在陳槐安的再三催促下,劉子寒終究是沒能喝上兩杯茶,便和陳槐安一起,策馬出了京城。
陳槐安挑選的馬,不愧是頂尖的好馬,三十裏路,片刻功夫便到了。
隻是當二人來到劉子寒口中的恩濟莊時,陳槐安的神色,不由微變。
走在通往恩濟莊的路上,陳槐安一路看著周圍的作物,臉上,不由浮現出幾分怪異之色來!
劉子寒立刻發現了陳槐安表情有變,低聲問道:“賢弟這是怎麽了?自打進了恩濟莊的地界,便一直麵帶愁容,難道這恩濟莊,有何不妥?”

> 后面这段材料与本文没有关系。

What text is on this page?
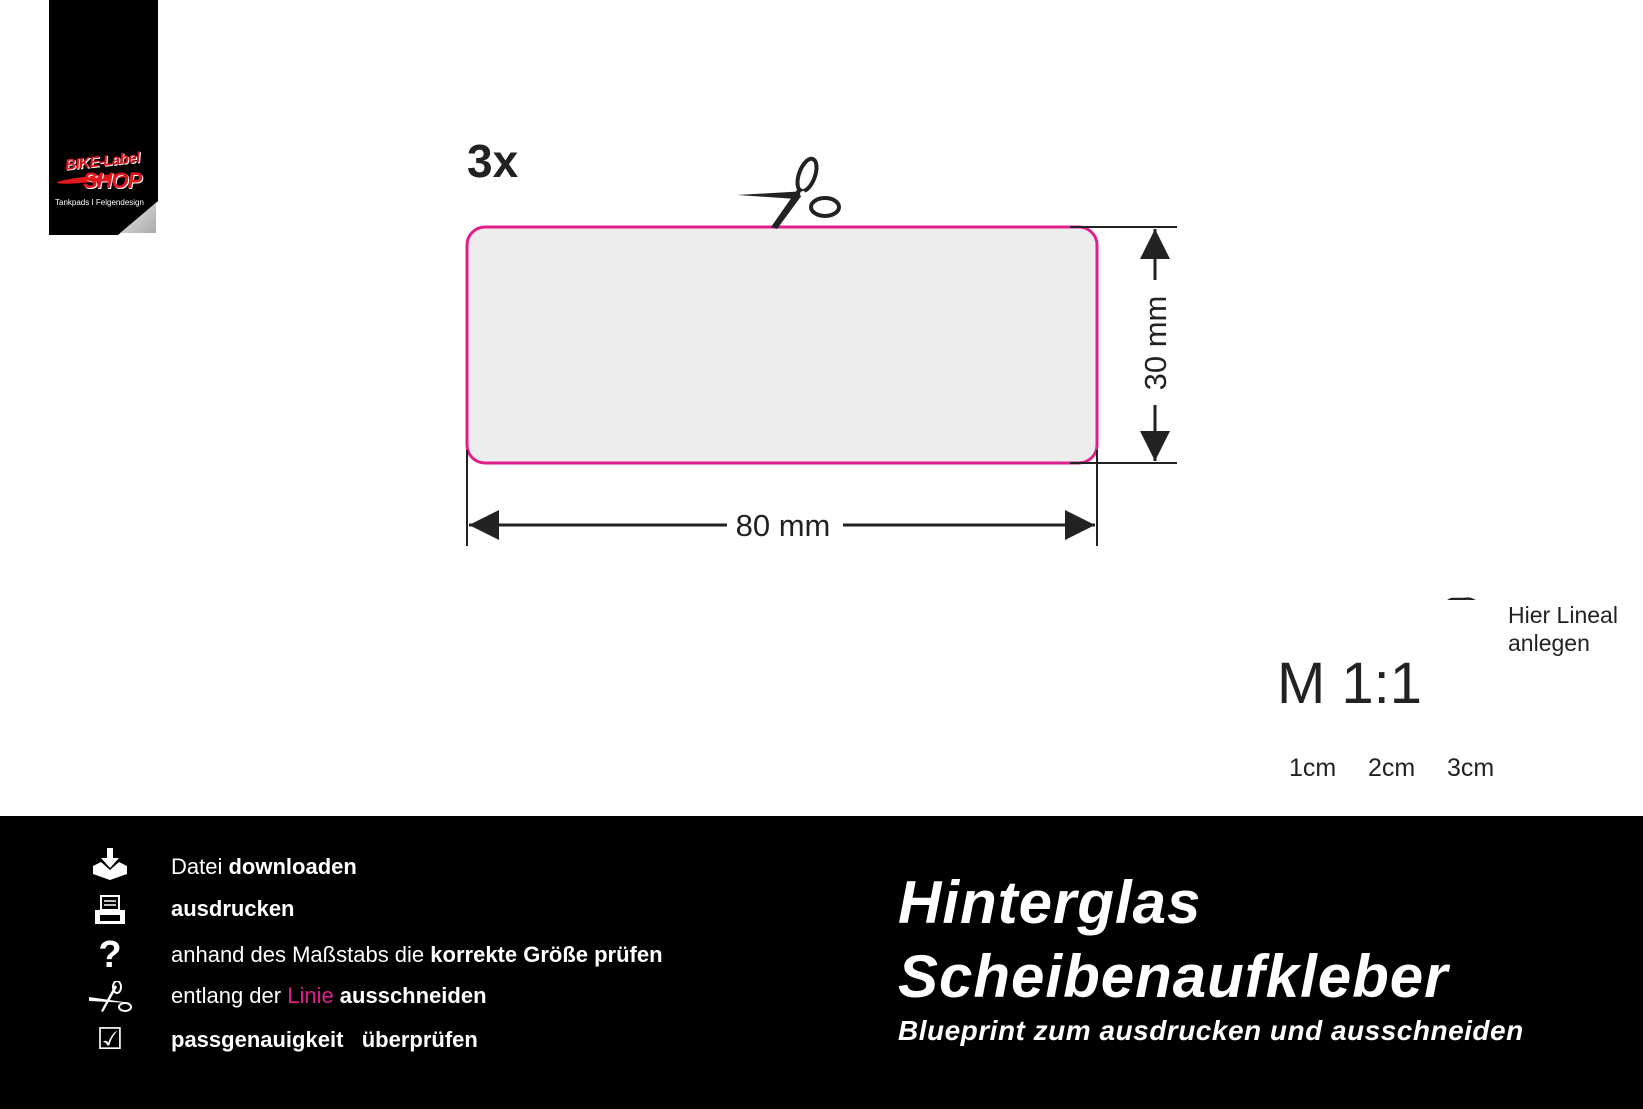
BIKE-Label
SHOP
Tankpads I Felgendesign
3x
80 mm
30 mm
M 1:1
1cm 2cm 3cm
Hier Lineal
anlegen
Datei downloaden
ausdrucken
?	anhand des Maßstabs die korrekte Größe prüfen
entlang der Linie ausschneiden
☑	passgenauigkeit   überprüfen
Hinterglas
Scheibenaufkleber
Blueprint zum ausdrucken und ausschneiden
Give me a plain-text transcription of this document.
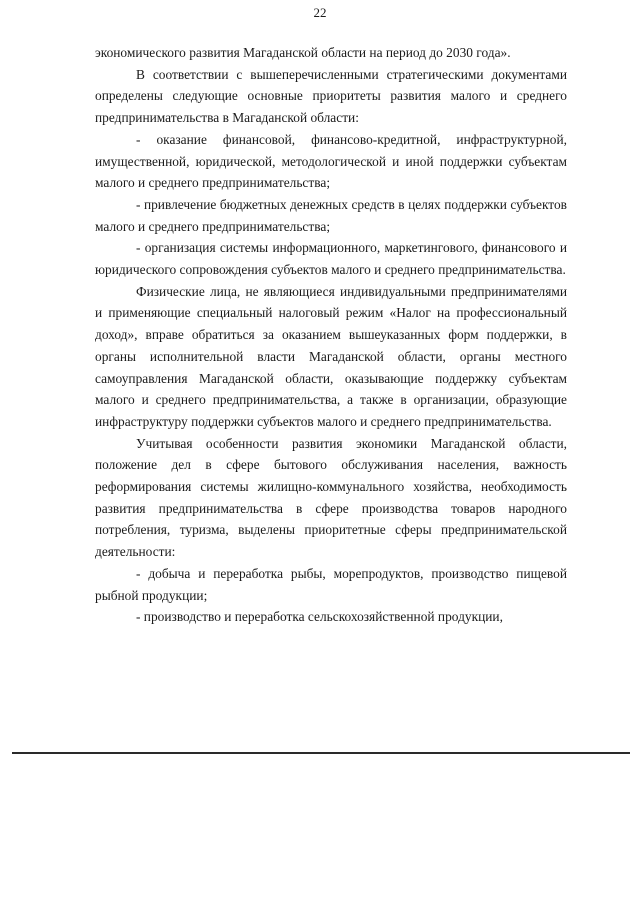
22

экономического развития Магаданской области на период до 2030 года».

В соответствии с вышеперечисленными стратегическими документами определены следующие основные приоритеты развития малого и среднего предпринимательства в Магаданской области:

- оказание финансовой, финансово-кредитной, инфраструктурной, имущественной, юридической, методологической и иной поддержки субъектам малого и среднего предпринимательства;

- привлечение бюджетных денежных средств в целях поддержки субъектов малого и среднего предпринимательства;

- организация системы информационного, маркетингового, финансового и юридического сопровождения субъектов малого и среднего предпринимательства.

Физические лица, не являющиеся индивидуальными предпринимателями и применяющие специальный налоговый режим «Налог на профессиональный доход», вправе обратиться за оказанием вышеуказанных форм поддержки, в органы исполнительной власти Магаданской области, органы местного самоуправления Магаданской области, оказывающие поддержку субъектам малого и среднего предпринимательства, а также в организации, образующие инфраструктуру поддержки субъектов малого и среднего предпринимательства.

Учитывая особенности развития экономики Магаданской области, положение дел в сфере бытового обслуживания населения, важность реформирования системы жилищно-коммунального хозяйства, необходимость развития предпринимательства в сфере производства товаров народного потребления, туризма, выделены приоритетные сферы предпринимательской деятельности:

- добыча и переработка рыбы, морепродуктов, производство пищевой рыбной продукции;

- производство и переработка сельскохозяйственной продукции,
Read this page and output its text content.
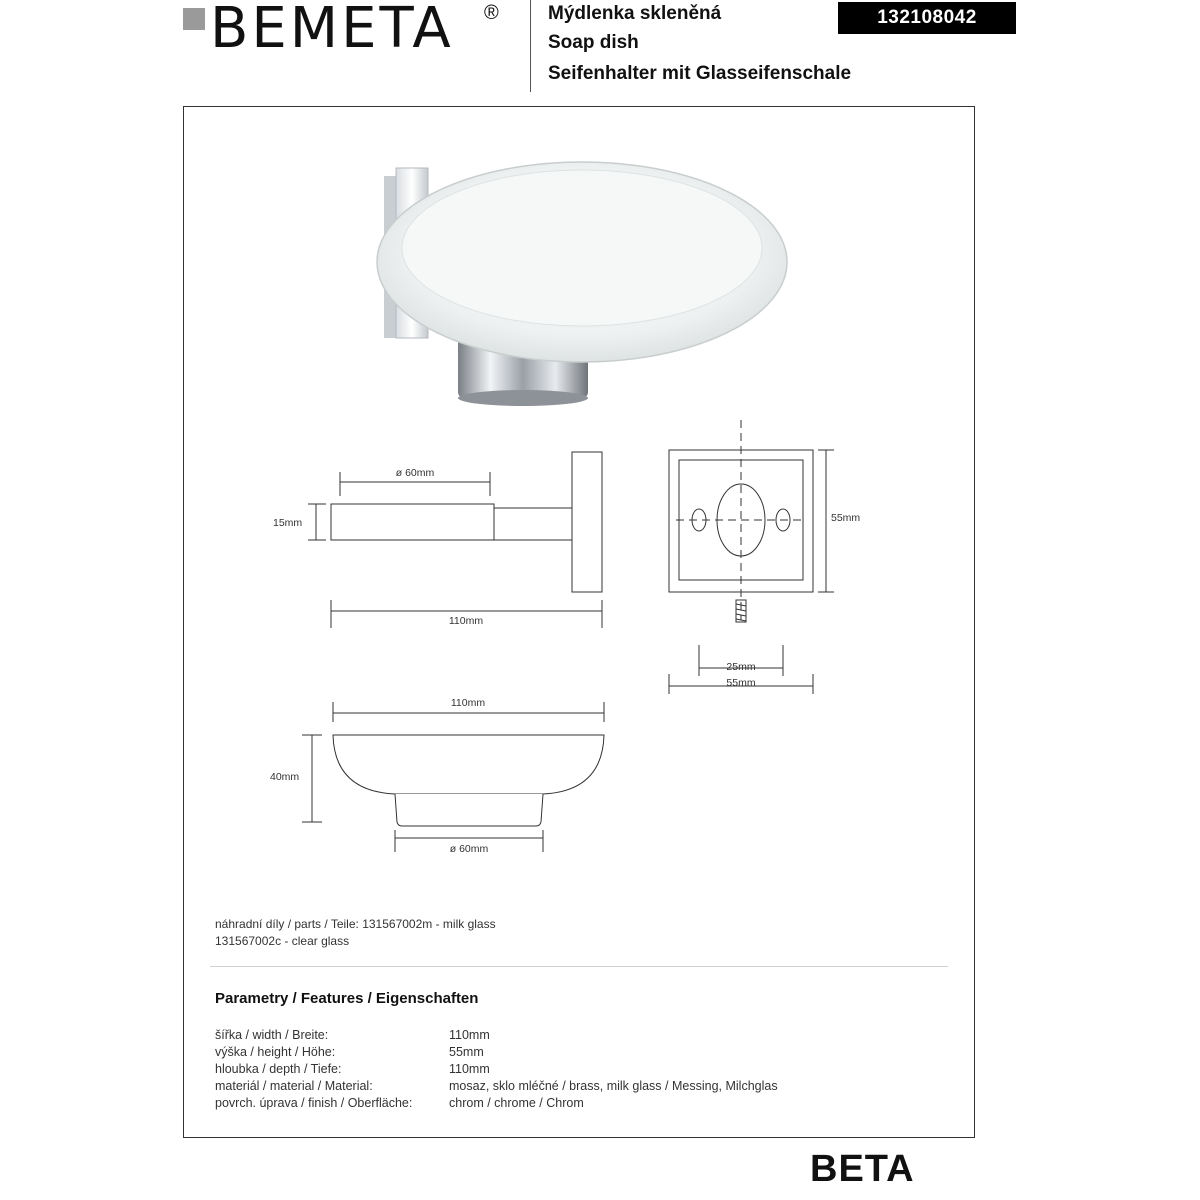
BEMETA ®	Mýdlenka skleněná
Soap dish
Seifenhalter mit Glasseifenschale
132108042
ø 60mm
15mm
110mm
55mm
25mm
55mm
110mm
40mm
ø 60mm
náhradní díly / parts / Teile: 131567002m - milk glass
131567002c - clear glass
Parametry / Features / Eigenschaften
šířka / width / Breite:	110mm
výška / height / Höhe:	55mm
hloubka / depth / Tiefe:	110mm
materiál / material / Material:	mosaz, sklo mléčné / brass, milk glass / Messing, Milchglas
povrch. úprava / finish / Oberfläche:	chrom / chrome / Chrom
BETA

陳槐安暗下點了點頭,朝劉子寒伸手道:“子寒兄,把你的香囊給我。”
劉子寒一臉疑惑,摘下香囊遞給陳槐安。
陳槐安將香囊湊到鼻尖聞了聞,臉上愁容頓時更甚!
“子寒兄,今後還是不要再佩戴這個香囊了。”
陳槐安麵色凝重地說道。
“為何?這香囊的氣味十分好聞,比我之前用過的香囊都要好,為何不用?”
劉子寒不解,追問道。
陳槐安歎了口氣,指著恩濟莊外的一片農作物,低聲道:“子寒兄是否認得這些作物是什麽?”
劉子寒搖了搖頭:“不認得。隻是聽當地人說,這是某種外來作物,很是新奇,製成香囊有奇香,當地不少人,都是靠售賣這種香囊發家的。”
聞言,陳槐安不由長歎了一聲。
“若真是如此,那倒還算萬幸了。萬幸此物,沒有被製成什麽害人之物!”
陳槐安指著那些作物,苦笑道,“這種作物,名叫罌粟,加工入藥,有斂肺、澀腸、止咳、止痛和催眠等功效,治久咳、久瀉、久痢、心腹筋骨諸痛等功效,有十分不錯的藥用價值。”
“沒想到賢弟對醫藥也有研究!佩服佩服!”
劉子寒聽得一驚,旋即疑惑道,“但聽賢弟這麽說,此物不是極好的東西麽?為何會成害人之物?”